Bicentennial celebration moves to Hardin

HARDIN — Now that the observance of the Shelby County Bicentennial celebration is officially underway, the commemoration of the county’s history now moves on to the many communities contained within. Most fitting, the first community to celebrate the Shelby County Bicentennial will be Hardin, the first county seat, although for only a short time.

The celebration will be held Saturday, April 27, in the village of Hardin

It is hoped that many Shelby County and area residents will turn out for the celebration of the community that played such a vital role in the settlement and progress of the area. To accommodate the visitors, parking will be available at the former site of Hardin–Houston Elementary School. Shuttles will take the public back and forth from the parking area to the center of Hardin. The shuttle service is being provided by the Shelby County Antique Power Association.

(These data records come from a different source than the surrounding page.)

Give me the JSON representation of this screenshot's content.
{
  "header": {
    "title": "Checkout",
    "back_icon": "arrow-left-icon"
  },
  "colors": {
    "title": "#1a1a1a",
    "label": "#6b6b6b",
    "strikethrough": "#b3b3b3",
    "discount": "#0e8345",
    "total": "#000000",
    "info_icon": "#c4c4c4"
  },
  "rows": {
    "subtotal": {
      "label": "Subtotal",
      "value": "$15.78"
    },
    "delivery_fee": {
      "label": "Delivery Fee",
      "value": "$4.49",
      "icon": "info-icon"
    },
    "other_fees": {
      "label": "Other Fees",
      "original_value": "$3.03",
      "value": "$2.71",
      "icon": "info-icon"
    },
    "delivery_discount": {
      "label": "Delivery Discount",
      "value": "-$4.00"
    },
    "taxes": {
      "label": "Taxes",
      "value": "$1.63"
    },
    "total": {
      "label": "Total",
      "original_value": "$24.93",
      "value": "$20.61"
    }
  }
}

Many events will be taking place that day, and. activities will commence at 10 a.m. and continue until 5 p.m.

The proceedings will formally begin at 10 a.m. with a welcoming statement by Eric Ditmer, who is coordinating the Hardin area portion of the Shelby County Bicentennial celebration. Ditmer grew up on a farm south of Hardin, where the first brick home ever constructed in Shelby County still stands.

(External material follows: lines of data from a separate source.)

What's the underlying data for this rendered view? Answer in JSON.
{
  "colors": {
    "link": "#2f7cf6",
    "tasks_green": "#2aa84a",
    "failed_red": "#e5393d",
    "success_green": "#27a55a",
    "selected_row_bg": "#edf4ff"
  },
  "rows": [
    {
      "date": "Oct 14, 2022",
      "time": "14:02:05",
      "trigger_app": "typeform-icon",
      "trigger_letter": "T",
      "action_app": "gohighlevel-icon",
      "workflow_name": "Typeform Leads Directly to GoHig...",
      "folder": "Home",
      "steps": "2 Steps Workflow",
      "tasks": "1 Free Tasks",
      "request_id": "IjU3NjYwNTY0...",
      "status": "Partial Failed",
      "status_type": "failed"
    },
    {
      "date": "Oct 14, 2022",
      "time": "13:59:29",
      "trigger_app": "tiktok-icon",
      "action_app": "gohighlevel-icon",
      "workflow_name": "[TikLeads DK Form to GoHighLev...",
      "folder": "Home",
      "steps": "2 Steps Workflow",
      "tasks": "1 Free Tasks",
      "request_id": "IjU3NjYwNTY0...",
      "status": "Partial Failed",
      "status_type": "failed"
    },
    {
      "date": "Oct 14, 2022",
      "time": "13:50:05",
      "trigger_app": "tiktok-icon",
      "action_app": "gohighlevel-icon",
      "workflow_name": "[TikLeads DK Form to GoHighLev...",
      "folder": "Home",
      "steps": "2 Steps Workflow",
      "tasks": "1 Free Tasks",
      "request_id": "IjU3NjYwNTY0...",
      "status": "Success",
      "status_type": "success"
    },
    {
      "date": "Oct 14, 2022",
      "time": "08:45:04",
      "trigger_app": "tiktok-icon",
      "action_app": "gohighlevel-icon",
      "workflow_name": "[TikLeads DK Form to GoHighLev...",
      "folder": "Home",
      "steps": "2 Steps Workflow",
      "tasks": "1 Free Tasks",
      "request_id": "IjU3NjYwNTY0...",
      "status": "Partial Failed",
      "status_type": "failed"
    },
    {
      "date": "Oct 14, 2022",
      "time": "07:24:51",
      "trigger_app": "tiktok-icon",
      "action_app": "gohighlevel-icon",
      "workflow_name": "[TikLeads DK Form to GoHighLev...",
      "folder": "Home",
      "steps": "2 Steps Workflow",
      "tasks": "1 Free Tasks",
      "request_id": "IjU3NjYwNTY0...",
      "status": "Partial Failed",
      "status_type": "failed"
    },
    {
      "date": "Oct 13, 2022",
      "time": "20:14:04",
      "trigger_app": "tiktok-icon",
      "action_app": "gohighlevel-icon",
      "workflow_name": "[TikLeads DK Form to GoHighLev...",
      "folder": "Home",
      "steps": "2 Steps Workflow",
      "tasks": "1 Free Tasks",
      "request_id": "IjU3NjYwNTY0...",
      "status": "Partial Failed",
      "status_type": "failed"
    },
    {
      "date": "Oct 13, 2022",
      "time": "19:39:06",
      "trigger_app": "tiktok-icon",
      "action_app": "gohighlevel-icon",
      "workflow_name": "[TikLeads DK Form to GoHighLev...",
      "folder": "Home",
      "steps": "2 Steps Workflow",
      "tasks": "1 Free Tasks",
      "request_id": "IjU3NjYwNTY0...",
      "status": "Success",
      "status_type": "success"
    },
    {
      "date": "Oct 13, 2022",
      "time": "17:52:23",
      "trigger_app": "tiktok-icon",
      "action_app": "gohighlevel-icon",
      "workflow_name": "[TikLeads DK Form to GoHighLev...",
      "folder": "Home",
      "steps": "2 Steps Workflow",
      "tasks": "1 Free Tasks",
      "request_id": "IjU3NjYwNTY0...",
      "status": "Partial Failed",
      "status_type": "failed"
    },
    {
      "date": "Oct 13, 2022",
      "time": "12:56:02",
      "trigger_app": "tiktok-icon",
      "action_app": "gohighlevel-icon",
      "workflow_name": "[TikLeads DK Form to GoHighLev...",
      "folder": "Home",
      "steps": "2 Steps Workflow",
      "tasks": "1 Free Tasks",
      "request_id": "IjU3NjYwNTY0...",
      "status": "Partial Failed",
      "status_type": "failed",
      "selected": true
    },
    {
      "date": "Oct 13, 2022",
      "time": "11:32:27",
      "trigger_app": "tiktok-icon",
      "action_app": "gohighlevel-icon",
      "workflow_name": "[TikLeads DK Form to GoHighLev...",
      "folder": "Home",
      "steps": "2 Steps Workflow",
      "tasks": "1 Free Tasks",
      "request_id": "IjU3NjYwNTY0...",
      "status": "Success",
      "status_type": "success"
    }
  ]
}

Next will be the entrance of the Shelby County flag, lead by Sheriff John Lenhart. Boy Scout Troop 97 will follow with the presentation of the flag, and the Hardin-Houston High School Band will perform the National Anthem. The next item on the agenda will be a recitation of the Pledge of Allegiance.

A proclamation of the event will be announced by Shelby County Commissioner Robert Guillozet. The next item on the agenda will be a brief presentation on the history of the Hardin community by Terry Pellman, who grew up there.

Lenhart will then provide a history of law enforcement in Shelby County. Following Lenhart’s address, Col. Michael Bennett will make a presentation of the Veteran’s Bridge Plaque. The plaques are being placed on bridges around Shelby County to commemorate those who died in the service of our nation.

There will be an abundance of opportunities for attendees to enjoy the gathering. There will be an antique quilt exhibit inside the Hardin United Methodist Church. Be sure to stop by and check out the skilled handiwork involved in the making of these unique and prized possessions.

There will also be a children’s art show at the Crossings church building across from Hardin United Methodist Church. That is the building known to many as the site of the former Compromise Grange Hall.

An auto cruise-in being coordinated by Kurt Anderson will take place at and adjacent to Purpose Driven Motors, the used vehicle dealership in Hardin. The dealership is located in the building that formerly served as a hardware store under at least two different proprietors. Anderson explains that the show is open for anyone who wishes to bring a vehicle of interest, whether it be a car, truck or motorcycle.

You will not need to go hungry while taking in the events. A food truck operated by Vic Klingelhofer will be on hand to serve the visitors. Vic’s Country Cooking will be serving up pulled pork, brisket and shredded chicken sandwiches, along with chicken and noodles and beef and noodles. There will also be pie and apple dumplings.

Be sure to check out a special jail exhibit that is being provided for the occasion. Lenhart said the purpose of the jail is to show what a jail from that era was like. He notes the structure is being donated by LACAL Equipment of Jackson Center. The 7-foot tall jail replica will also be on display at other Shelby County communities as the bicentennial celebration moves ahead.

A series of musical programs will begin at 11 a.m. with a performance by the Hardin-Houston Local Elementary School Choir. And then at noon, the Sidney based musical quartet known as Stratford Strings will perform. They will be followed at 1:00 by the Irish Strings from Sidney.

And then, at 2 p.m., the St. John’s Bells from St. John’s Lutheran Church in Sidney will be performing. At 3 p.m., attendees will be entertained by Stephanie and Jonathan Hale.

The final musical performance will be provided by the well-known performer Timmy G . He will be on hand at 4 p.m. to round out the entertainment portion of the day.

At the end of the day, the Shelby County flag will be presented to Barbara Ditmer. She will take it to the historic Wilson-Lennox House on the Ditmer property south of Hardin, the first brick house built in Shelby County. On May 7, 8, and 9, third-graders from all the Shelby County schools will have an opportunity to go to the historic residence to see how life was lived in bygone days.

The celebration will be a great time for people to learn more about the history of Shelby County and the Hardin area in particular. It is hoped that many individuals will take this opportunity to become better acquainted with local history, and to have the opportunity to reconnect with friends and neighbors.